Ces rôles peuvent être adaptés à la taille et à l’activité de l’entreprise. L’essentiel est d’éviter que plusieurs témoins attendent une instruction ou partent tous chercher l’appareil.
Cette organisation peut être formalisée en choisissant d’intégrer le BLS-AED dans le plan d’action MSST de l’entreprise.
Former les collaborateurs à l’utilisation du DAE
Un défibrillateur automatisé externe analyse le rythme cardiaque et guide l’utilisateur par des instructions visuelles ou vocales. Une formation reste néanmoins utile pour reconnaître rapidement l’arrêt cardiaque, commencer les compressions et utiliser l’appareil avec moins d’hésitation.
La formation BLS-AED-SRC certifiée proposée par SafetyFirst prépare les collaborateurs à coordonner l’alerte, la réanimation cardio-pulmonaire et l’utilisation du défibrillateur jusqu’à l’arrivée des secours.
La formation permet aussi de tester l’organisation interne. Les participants identifient plus facilement les difficultés liées à l’emplacement de l’appareil, aux accès ou à la répartition des rôles.
Vérifier régulièrement que l’emplacement reste pertinent
L’emplacement doit être contrôlé lors des exercices d’urgence et après chaque modification importante du site.
Il faut notamment vérifier que :
- le DAE reste visible ;
- l’accès n’est pas encombré ;
- la signalétique est présente ;
- l’armoire peut être ouverte facilement ;
- les équipes connaissent toujours l’emplacement ;
- les horaires et contrôles d’accès n’ont pas changé.
Un contrôle visuel régulier permet également de repérer un panneau déplacé, une armoire masquée ou un nouveau meuble qui gêne l’accès.
Faire valider l’emplacement avant l’installation
Le choix définitif doit tenir compte de la configuration du bâtiment, des zones à risque, des flux de circulation, des horaires et de l’organisation interne des premiers secours.
Une analyse sur site permet d’éviter les emplacements trop éloignés, les accès indirects et les protections inadaptées à l’environnement. Elle permet également de déterminer si un seul appareil couvre correctement les locaux ou si plusieurs zones doivent être équipées.

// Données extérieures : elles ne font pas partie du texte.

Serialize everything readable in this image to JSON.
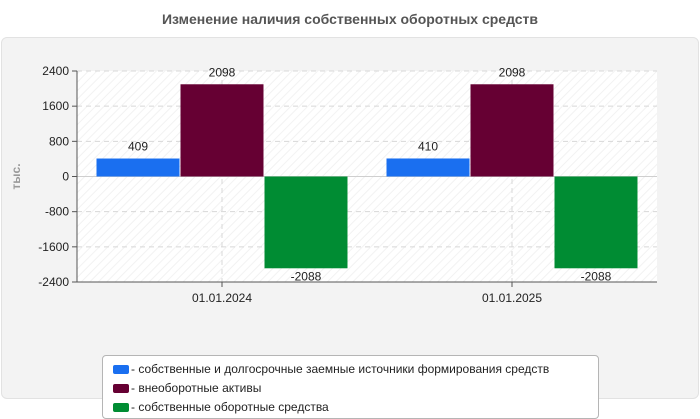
{
  "chart_data": {
    "type": "bar",
    "title": "Изменение наличия собственных оборотных средств",
    "ylabel": "тыс.",
    "xlabel": "",
    "categories": [
      "01.01.2024",
      "01.01.2025"
    ],
    "ylim": [
      -2400,
      2400
    ],
    "yticks": [
      2400,
      1600,
      800,
      0,
      -800,
      -1600,
      -2400
    ],
    "ytick_labels": [
      "2400",
      "1600",
      "800",
      "0",
      "-800",
      "-1600",
      "-2400"
    ],
    "grid": true,
    "legend_position": "bottom",
    "series": [
      {
        "name": "- собственные и долгосрочные заемные источники формирования средств",
        "color": "#1a6ff0",
        "values": [
          409,
          410
        ]
      },
      {
        "name": "- внеоборотные активы",
        "color": "#660033",
        "values": [
          2098,
          2098
        ]
      },
      {
        "name": "- собственные оборотные средства",
        "color": "#008c33",
        "values": [
          -2088,
          -2088
        ]
      }
    ]
  }
}
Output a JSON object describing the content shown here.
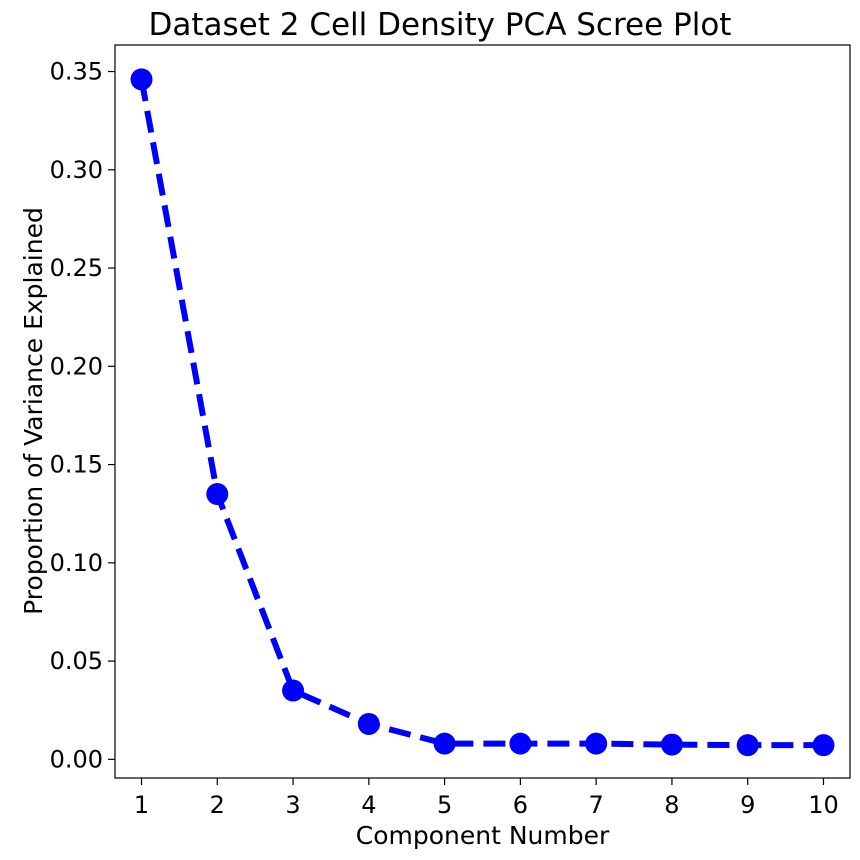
{
  "chart_data": {
    "type": "line",
    "title": "Dataset 2 Cell Density PCA Scree Plot",
    "xlabel": "Component Number",
    "ylabel": "Proportion of Variance Explained",
    "x": [
      1,
      2,
      3,
      4,
      5,
      6,
      7,
      8,
      9,
      10
    ],
    "series": [
      {
        "values": [
          0.346,
          0.135,
          0.035,
          0.018,
          0.008,
          0.008,
          0.008,
          0.0075,
          0.0072,
          0.0072
        ],
        "color": "#0000ff",
        "line_style": "dashed",
        "marker": "circle"
      }
    ],
    "xticks": [
      "1",
      "2",
      "3",
      "4",
      "5",
      "6",
      "7",
      "8",
      "9",
      "10"
    ],
    "yticks": [
      "0.00",
      "0.05",
      "0.10",
      "0.15",
      "0.20",
      "0.25",
      "0.30",
      "0.35"
    ],
    "xlim": [
      0.65,
      10.35
    ],
    "ylim": [
      -0.0095,
      0.3635
    ],
    "grid": false,
    "legend": "none"
  }
}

SafetyFirst accompagne les entreprises de Suisse romande dans la vente, l’installation et la maintenance de défibrillateurs AED/DAE, avec une implantation adaptée au site, une signalétique claire et une préparation cohérente des équipes.
Questions fréquentes sur l’emplacement d’un défibrillateur
Un défibrillateur doit-il être placé à l’accueil ?

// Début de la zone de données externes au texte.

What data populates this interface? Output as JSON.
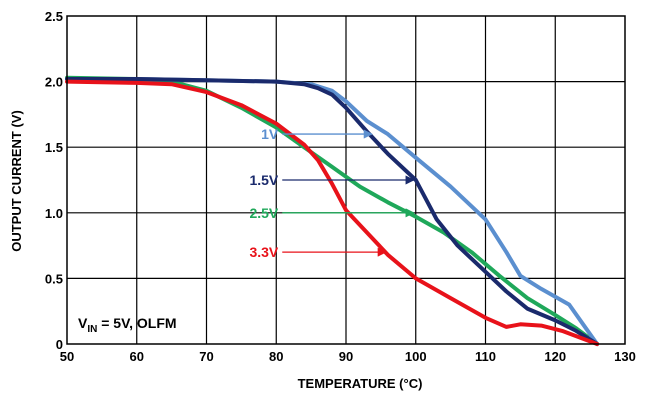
{
  "chart_data": {
    "type": "line",
    "xlabel": "TEMPERATURE (°C)",
    "ylabel": "OUTPUT CURRENT (V)",
    "xlim": [
      50,
      130
    ],
    "ylim": [
      0,
      2.5
    ],
    "x_ticks": [
      "50",
      "60",
      "70",
      "80",
      "90",
      "100",
      "110",
      "120",
      "130"
    ],
    "y_ticks": [
      "0",
      "0.5",
      "1.0",
      "1.5",
      "2.0",
      "2.5"
    ],
    "grid": true,
    "annotation": {
      "main": "V",
      "sub": "IN",
      "rest": " = 5V, OLFM"
    },
    "series": [
      {
        "name": "1V",
        "color": "#5b8fcf",
        "label_at": [
          94,
          1.6
        ],
        "points": [
          [
            50,
            2.02
          ],
          [
            60,
            2.02
          ],
          [
            70,
            2.01
          ],
          [
            80,
            2.0
          ],
          [
            85,
            1.98
          ],
          [
            88,
            1.93
          ],
          [
            90,
            1.85
          ],
          [
            93,
            1.7
          ],
          [
            96,
            1.6
          ],
          [
            100,
            1.42
          ],
          [
            105,
            1.2
          ],
          [
            110,
            0.95
          ],
          [
            113,
            0.7
          ],
          [
            115,
            0.52
          ],
          [
            118,
            0.42
          ],
          [
            122,
            0.3
          ],
          [
            124,
            0.15
          ],
          [
            126,
            0.0
          ]
        ]
      },
      {
        "name": "1.5V",
        "color": "#1a2a6c",
        "label_at": [
          100,
          1.25
        ],
        "points": [
          [
            50,
            2.02
          ],
          [
            60,
            2.02
          ],
          [
            70,
            2.01
          ],
          [
            80,
            2.0
          ],
          [
            84,
            1.98
          ],
          [
            86,
            1.95
          ],
          [
            88,
            1.9
          ],
          [
            90,
            1.8
          ],
          [
            93,
            1.62
          ],
          [
            96,
            1.45
          ],
          [
            100,
            1.25
          ],
          [
            103,
            0.95
          ],
          [
            106,
            0.75
          ],
          [
            110,
            0.55
          ],
          [
            113,
            0.4
          ],
          [
            116,
            0.27
          ],
          [
            120,
            0.18
          ],
          [
            123,
            0.1
          ],
          [
            126,
            0.0
          ]
        ]
      },
      {
        "name": "2.5V",
        "color": "#1fa85a",
        "label_at": [
          100,
          1.0
        ],
        "points": [
          [
            50,
            2.03
          ],
          [
            60,
            2.02
          ],
          [
            65,
            2.0
          ],
          [
            70,
            1.93
          ],
          [
            75,
            1.8
          ],
          [
            80,
            1.65
          ],
          [
            84,
            1.5
          ],
          [
            88,
            1.35
          ],
          [
            92,
            1.2
          ],
          [
            96,
            1.08
          ],
          [
            100,
            0.97
          ],
          [
            104,
            0.85
          ],
          [
            108,
            0.7
          ],
          [
            112,
            0.52
          ],
          [
            116,
            0.35
          ],
          [
            120,
            0.22
          ],
          [
            123,
            0.12
          ],
          [
            126,
            0.0
          ]
        ]
      },
      {
        "name": "3.3V",
        "color": "#e8121a",
        "label_at": [
          96,
          0.7
        ],
        "points": [
          [
            50,
            2.0
          ],
          [
            60,
            1.99
          ],
          [
            65,
            1.98
          ],
          [
            70,
            1.92
          ],
          [
            75,
            1.82
          ],
          [
            80,
            1.68
          ],
          [
            84,
            1.52
          ],
          [
            86,
            1.4
          ],
          [
            88,
            1.22
          ],
          [
            90,
            1.02
          ],
          [
            93,
            0.85
          ],
          [
            96,
            0.68
          ],
          [
            100,
            0.5
          ],
          [
            105,
            0.35
          ],
          [
            110,
            0.2
          ],
          [
            113,
            0.13
          ],
          [
            115,
            0.15
          ],
          [
            118,
            0.14
          ],
          [
            121,
            0.1
          ],
          [
            124,
            0.04
          ],
          [
            126,
            0.0
          ]
        ]
      }
    ]
  }
}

L’accueil est souvent un bon emplacement lorsqu’il est visible, ouvert pendant toutes les périodes d’activité et rapidement accessible depuis les différentes zones. Dans un grand bâtiment ou sur un site industriel, il peut toutefois être trop éloigné de certains postes de travail.
Peut-on installer un DAE dans une zone réservée au personnel ?

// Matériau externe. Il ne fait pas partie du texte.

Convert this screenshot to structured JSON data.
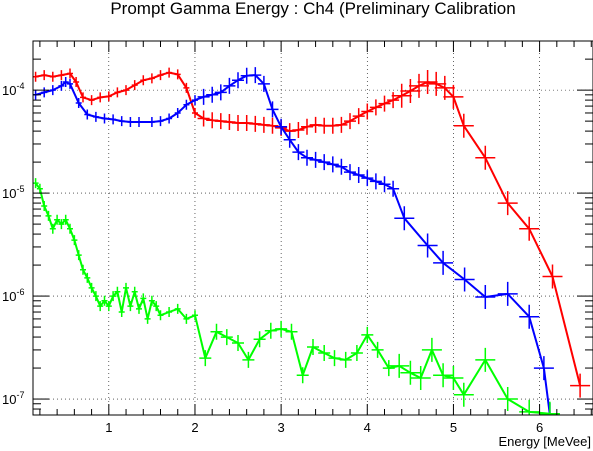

Oui, à condition que cette zone reste accessible aux personnes susceptibles d’intervenir. Un espace verrouillé, soumis à une autorisation ou connu de quelques collaborateurs seulement est à éviter.
Où placer un défibrillateur sur un site industriel ?
Le DAE doit être installé près d’un axe de passage desservant les zones de travail, sans obliger le sauveteur à traverser un secteur dangereux. Les ateliers éloignés, quais, entrepôts, vestiaires et équipes de nuit doivent être inclus dans l’évaluation.
Le défibrillateur doit-il être accessible 24 heures sur 24 ?
Cela dépend des horaires du site. Lorsqu’une entreprise fonctionne la nuit, le soir ou le week-end, le DAE doit rester accessible pendant ces périodes. Un appareil enfermé dans une réception fermée ne couvre pas les équipes présentes hors des horaires administratifs.
Faut-il installer un défibrillateur à chaque étage ?
Pas systématiquement. Il faut mesurer le temps de récupération depuis chaque étage et tenir compte des escaliers, ascenseurs et portes sécurisées. Plusieurs appareils deviennent pertinents lorsque le trajet depuis certains niveaux est trop long ou incertain.
Pourquoi former les équipes si le DAE donne des instructions ?
La formation réduit les hésitations et aide les témoins à reconnaître un arrêt cardiaque, appeler le 144, commencer le massage cardiaque et utiliser rapidement l’appareil. Elle facilite également la répartition des rôles jusqu’à l’arrivée des secours.